Pioriação da raquianestesia
Táquina causada pela hipoxemia, hiperpneia e oxigenação alterada predizem deterioração clínica induzida pela gravidade da doença e/ou resposta do hospedeiro e/ou manejo subótimo . À medida que a doença progride, os espaços aéreos mais consolidados não inflacionam tão facilmente a pressões transpulmonares mais elevadas. A perda de volume é proporcionalmente maior em volumes pulmonares mais elevados. Esta perda de volume reduz a complacência pulmonar total e aumenta o trabalho de respiração. Existe também evidência de que a complacência dinâmica do pulmão ventilado restante é reduzida na pneumonia SRA-CoV-2 (como visto na pneumonia pneumocócica) muito possivelmente por uma redução na actividade do surfactante, aumentando ainda mais o trabalho da respiração.

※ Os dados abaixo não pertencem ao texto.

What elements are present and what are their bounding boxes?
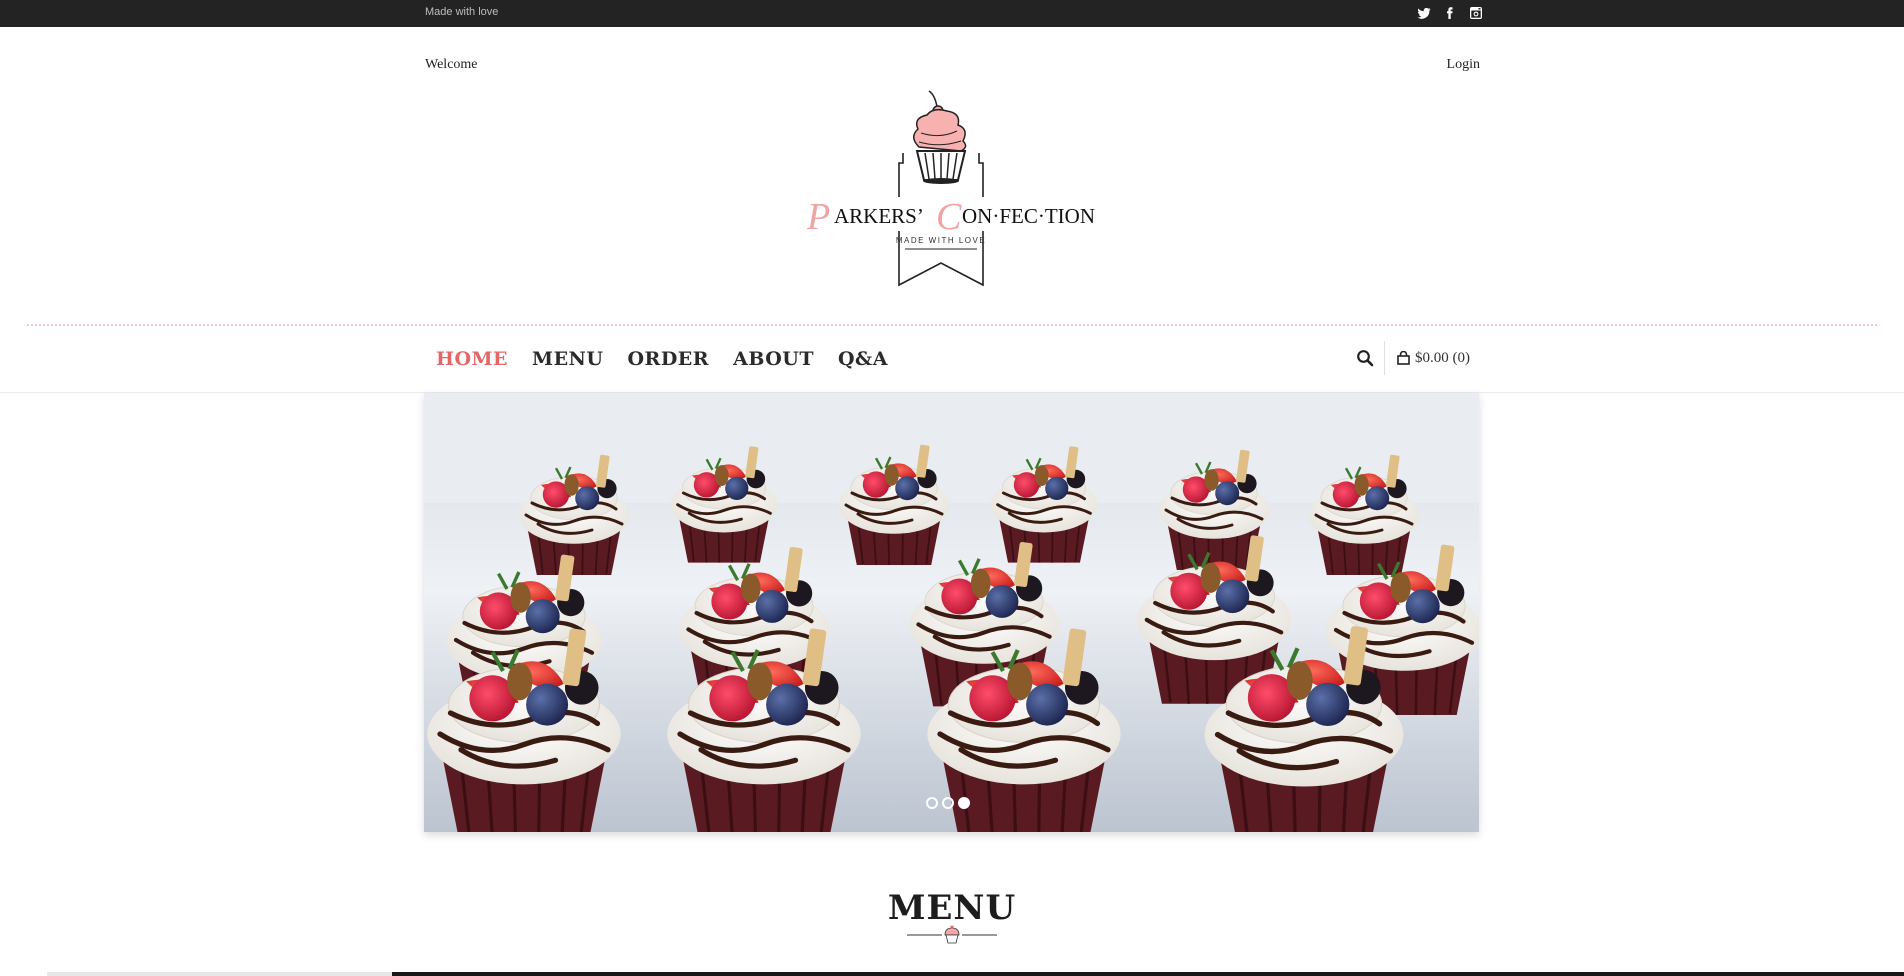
top-tagline: Made with love xyxy=(425,6,499,18)
main-nav: HOME MENU ORDER ABOUT Q&A xyxy=(425,342,900,376)
slider-dot-2[interactable] xyxy=(942,797,954,809)
brand-logo[interactable]: P ARKERS’ C ON·FEC·TION MADE WITH LOVE xyxy=(803,85,1097,290)
svg-text:C: C xyxy=(936,196,962,238)
social-links xyxy=(1416,5,1484,21)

O espaço morto fisiológico também está a aumentar devido à redução do fluxo sanguíneo causado por trombos intravasculares. É importante ressaltar que a ansiedade experimentada pelos pacientes da COVID-19 também afeta o feedback cortical para os centros respiratórios. Consequentemente, à medida que a doença progride, a dispnéia torna-se cada vez mais aparente.